EU、医療崩壊阻止に全力 患者越境搬送に270億円

 【パリ=三井美奈】欧州連合(EU)は29日、首脳会議を開催し、新型コロナウイルス流行による医療崩壊を防ぐため、加盟国間の患者搬送に2億2千万ユーロ(約270億円)を拠出することを決めた。EUと英国では感染による死者数が計21万人を超え、「第2波」への危機感が強まっている。

 首脳会議はオンライン形式で行われた。フォンデアライエン欧州委員長は会議後の記者会見で、入院患者や死者数が増え続けているとして「緊急に対応しなければ、医療体制が圧倒されてしまう」と訴えた。
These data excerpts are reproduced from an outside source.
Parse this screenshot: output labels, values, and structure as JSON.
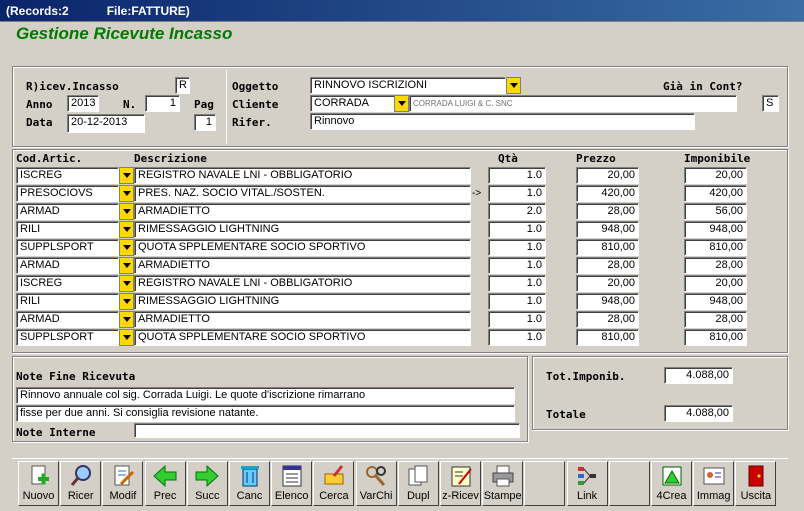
{
  "window": {
    "records": "(Records:2",
    "file": "File:FATTURE)"
  },
  "title": "Gestione Ricevute Incasso",
  "header": {
    "ricev_label": "R)icev.Incasso",
    "ricev_value": "R",
    "anno_label": "Anno",
    "anno_value": "2013",
    "n_label": "N.",
    "n_value": "1",
    "pag_label": "Pag",
    "pag_value": "1",
    "data_label": "Data",
    "data_value": "20-12-2013",
    "oggetto_label": "Oggetto",
    "oggetto_value": "RINNOVO ISCRIZIONI",
    "cliente_label": "Cliente",
    "cliente_code": "CORRADA",
    "cliente_name": "CORRADA LUIGI & C. SNC",
    "rifer_label": "Rifer.",
    "rifer_value": "Rinnovo",
    "gia_label": "Già in Cont?",
    "gia_value": "S"
  },
  "table": {
    "headers": {
      "cod": "Cod.Artic.",
      "desc": "Descrizione",
      "qta": "Qtà",
      "prezzo": "Prezzo",
      "imponibile": "Imponibile"
    },
    "marker": "->",
    "rows": [
      {
        "cod": "ISCREG",
        "desc": "REGISTRO NAVALE LNI - OBBLIGATORIO",
        "qta": "1.0",
        "prezzo": "20,00",
        "imp": "20,00"
      },
      {
        "cod": "PRESOCIOVS",
        "desc": "PRES. NAZ. SOCIO VITAL./SOSTEN.",
        "qta": "1.0",
        "prezzo": "420,00",
        "imp": "420,00"
      },
      {
        "cod": "ARMAD",
        "desc": "ARMADIETTO",
        "qta": "2.0",
        "prezzo": "28,00",
        "imp": "56,00"
      },
      {
        "cod": "RILI",
        "desc": "RIMESSAGGIO LIGHTNING",
        "qta": "1.0",
        "prezzo": "948,00",
        "imp": "948,00"
      },
      {
        "cod": "SUPPLSPORT",
        "desc": "QUOTA SPPLEMENTARE SOCIO SPORTIVO",
        "qta": "1.0",
        "prezzo": "810,00",
        "imp": "810,00"
      },
      {
        "cod": "ARMAD",
        "desc": "ARMADIETTO",
        "qta": "1.0",
        "prezzo": "28,00",
        "imp": "28,00"
      },
      {
        "cod": "ISCREG",
        "desc": "REGISTRO NAVALE LNI - OBBLIGATORIO",
        "qta": "1.0",
        "prezzo": "20,00",
        "imp": "20,00"
      },
      {
        "cod": "RILI",
        "desc": "RIMESSAGGIO LIGHTNING",
        "qta": "1.0",
        "prezzo": "948,00",
        "imp": "948,00"
      },
      {
        "cod": "ARMAD",
        "desc": "ARMADIETTO",
        "qta": "1.0",
        "prezzo": "28,00",
        "imp": "28,00"
      },
      {
        "cod": "SUPPLSPORT",
        "desc": "QUOTA SPPLEMENTARE SOCIO SPORTIVO",
        "qta": "1.0",
        "prezzo": "810,00",
        "imp": "810,00"
      }
    ]
  },
  "notes": {
    "fine_label": "Note Fine Ricevuta",
    "fine_line1": "Rinnovo annuale col sig. Corrada Luigi. Le quote d'iscrizione rimarrano",
    "fine_line2": "fisse per due anni. Si consiglia revisione natante.",
    "interne_label": "Note Interne",
    "interne_value": ""
  },
  "totals": {
    "tot_label": "Tot.Imponib.",
    "tot_value": "4.088,00",
    "totale_label": "Totale",
    "totale_value": "4.088,00"
  },
  "toolbar": [
    "Nuovo",
    "Ricer",
    "Modif",
    "Prec",
    "Succ",
    "Canc",
    "Elenco",
    "Cerca",
    "VarChi",
    "Dupl",
    "z-Ricev",
    "Stampe",
    "",
    "Link",
    "",
    "4Crea",
    "Immag",
    "Uscita"
  ]
}
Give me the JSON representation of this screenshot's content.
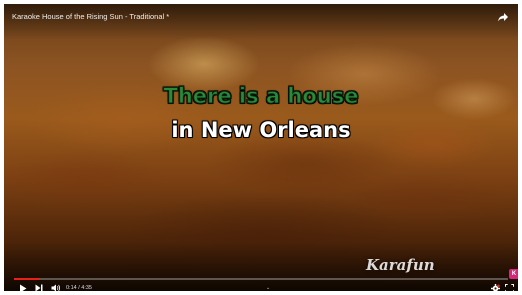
{
  "video": {
    "title": "Karaoke House of the Rising Sun - Traditional *",
    "share_icon": "share-arrow-icon"
  },
  "lyrics": {
    "line1": "There is a house",
    "line2": "in New Orleans",
    "sung_color": "#2a8a3c",
    "unsung_color": "#ffffff"
  },
  "brand": {
    "name": "Karafun"
  },
  "player": {
    "time_display": "0:14 / 4:35",
    "progress": 0.052,
    "accent": "#e62117",
    "controls": {
      "play_icon": "play-icon",
      "next_icon": "next-icon",
      "volume_icon": "volume-icon",
      "chevron_icon": "chevron-down-icon",
      "settings_icon": "settings-icon",
      "fullscreen_icon": "fullscreen-icon"
    },
    "badge_label": "K",
    "badge_color": "#d6257a"
  }
}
 患者移送は「第1波」が広がった今春、各地で集中治療室(ICU)の病床が払底した経験を踏まえたもの。フランスやイタリアの地方都市から、ICU病床に比較的余裕のあるドイツに空路で患者が移送された。第2波でも今月、オランダからドイツへの患者移送が始まった。

 首脳会議はまた、抗原検査を拡充させることを決めた。PCR検査より精度は劣るが、20分程度で結果が出る。EUレベルで感染者を追跡するため、各加盟国が導入している携帯電話のアプリを連動させる方針でも一致した。

 欧州では30日、フランスが外出禁止令を施行。アイルランドでは先週、全国で外出自粛措置がとられ、スペインが夜間外出を禁止するなど、都市封鎖の動きが広がる。欧州疾病予防管理センター(ECDC)は、ICUの患者収容率の急増に警鐘を鳴らしている。